10509-                    [[ $sclient_success -eq 0 ]] && [[ $(grep -ac "BEGIN CERTIFICATE" $TMPFILE) -eq 0 ]] && sclient_success=1
10510-               fi
10511-          fi
10512-     fi

That last conditional appears to be due to the host securedrop.org not looking like it supports TLS 1.3 (why?), and not using sockets which both --fast and --ssl-native opt-out. Hence why some other sites like github.com don't regress with these options.

But as mentioned, this is not a bug in testssl.sh AFAIK, just something wrong with how OpenSSL is built / configured in openSUSE Leap.

@mig5 if your tested website offers TLS 1.3 it'd avoid that branch and should work with --fast like you expect.

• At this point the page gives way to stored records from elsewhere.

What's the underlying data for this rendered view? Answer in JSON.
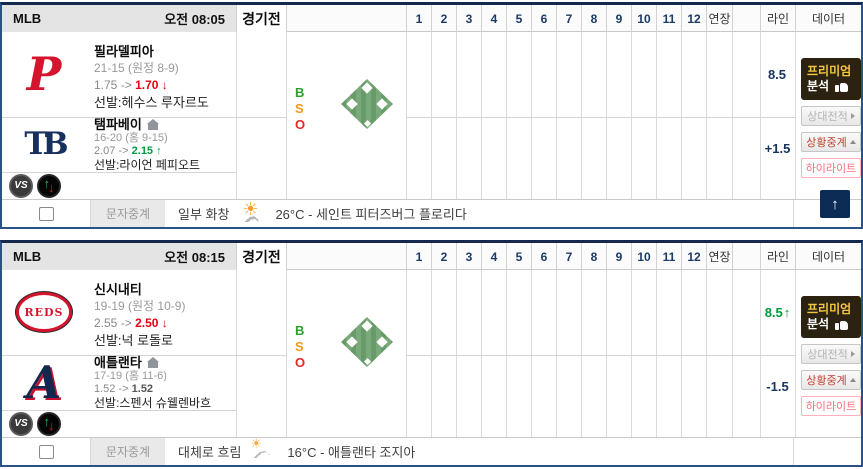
{
  "header_columns": {
    "innings": [
      "1",
      "2",
      "3",
      "4",
      "5",
      "6",
      "7",
      "8",
      "9",
      "10",
      "11",
      "12"
    ],
    "extra": "연장",
    "line": "라인",
    "data": "데이터"
  },
  "icons": {
    "vs": "VS",
    "up_arrow": "↑",
    "down_arrow": "↓",
    "sun": "☀",
    "cloud": "☁",
    "scroll_top": "↑"
  },
  "colors": {
    "accent_navy": "#16335e",
    "odds_down_red": "#e60012",
    "odds_up_green": "#009a3c",
    "odds_flat_dark": "#555555",
    "premium_gold": "#f3c83e",
    "highlight_pink": "#ff6b81"
  },
  "games": [
    {
      "league": "MLB",
      "start_time": "오전 08:05",
      "status": "경기전",
      "away": {
        "name": "필라델피아",
        "record": "21-15 (원정 8-9)",
        "odds_before": "1.75",
        "odds_sep": "->",
        "odds_after": "1.70",
        "odds_arrow": "↓",
        "odds_after_color": "#e60012",
        "pitcher": "선발:헤수스 루자르도",
        "logo_text": "P"
      },
      "home": {
        "name": "탬파베이",
        "record": "16-20 (홈 9-15)",
        "odds_before": "2.07",
        "odds_sep": "->",
        "odds_after": "2.15",
        "odds_arrow": "↑",
        "odds_after_color": "#009a3c",
        "pitcher": "선발:라이언 페피오트",
        "logo_text": "TB"
      },
      "bso": {
        "b": "B",
        "s": "S",
        "o": "O"
      },
      "line": {
        "away_value": "8.5",
        "away_arrow": "",
        "away_color": "#16335e",
        "home_value": "+1.5",
        "home_color": "#16335e"
      },
      "buttons": {
        "premium_top": "프리미엄",
        "premium_bottom": "분석",
        "h2h": "상대전적",
        "live": "상황중계",
        "highlight": "하이라이트"
      },
      "footer": {
        "sms": "문자중계",
        "weather_desc": "일부 화창",
        "weather_detail": "26°C - 세인트 피터즈버그 플로리다"
      }
    },
    {
      "league": "MLB",
      "start_time": "오전 08:15",
      "status": "경기전",
      "away": {
        "name": "신시내티",
        "record": "19-19 (원정 10-9)",
        "odds_before": "2.55",
        "odds_sep": "->",
        "odds_after": "2.50",
        "odds_arrow": "↓",
        "odds_after_color": "#e60012",
        "pitcher": "선발:넉 로돌로",
        "logo_text": "REDS"
      },
      "home": {
        "name": "애틀랜타",
        "record": "17-19 (홈 11-6)",
        "odds_before": "1.52",
        "odds_sep": "->",
        "odds_after": "1.52",
        "odds_arrow": "",
        "odds_after_color": "#555555",
        "pitcher": "선발:스펜서 슈웰렌바흐",
        "logo_text": "A"
      },
      "bso": {
        "b": "B",
        "s": "S",
        "o": "O"
      },
      "line": {
        "away_value": "8.5",
        "away_arrow": "↑",
        "away_color": "#009a3c",
        "home_value": "-1.5",
        "home_color": "#16335e"
      },
      "buttons": {
        "premium_top": "프리미엄",
        "premium_bottom": "분석",
        "h2h": "상대전적",
        "live": "상황중계",
        "highlight": "하이라이트"
      },
      "footer": {
        "sms": "문자중계",
        "weather_desc": "대체로 흐림",
        "weather_detail": "16°C - 애틀랜타 조지아"
      }
    }
  ]
}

Alternatively run without --openssl which shouldn't be necessary now AFAIK, in the past with Alpine it provided better performance and avoided some DNS lookup related bugs due to the bundled testssl.sh openssl binary being intended for glibc not musl.

I got 200s which is faster than what you'd have on Alpine before (based on my prior timings, yours will be lower than this).

mig5 commented 1 year ago

@mig5 if your tested website offers TLS 1.3 it'd avoid that branch and should work with --fast like you expect.

Indeed, I wondered if this might be the thing. My own website (mig5.net) supports TLS 1.3 and of course github.com etc, do too. The sites where I first noticed this, are using ALBs at Amazon that were on an older set of ciphersuites etc (TLS1.3 only became possible on ALBs last month!). securedrop.org is not one of those but is probably a similar story (slightly surprised, as it's using Cloudflare, but probably is a setting somewhere, yep)

Thanks for all that debugging. For now I've dropped --fast and things are of course great, but going to look into more detail about dropping --openssl and also of course adding TLS1.3 wherever I have the power to!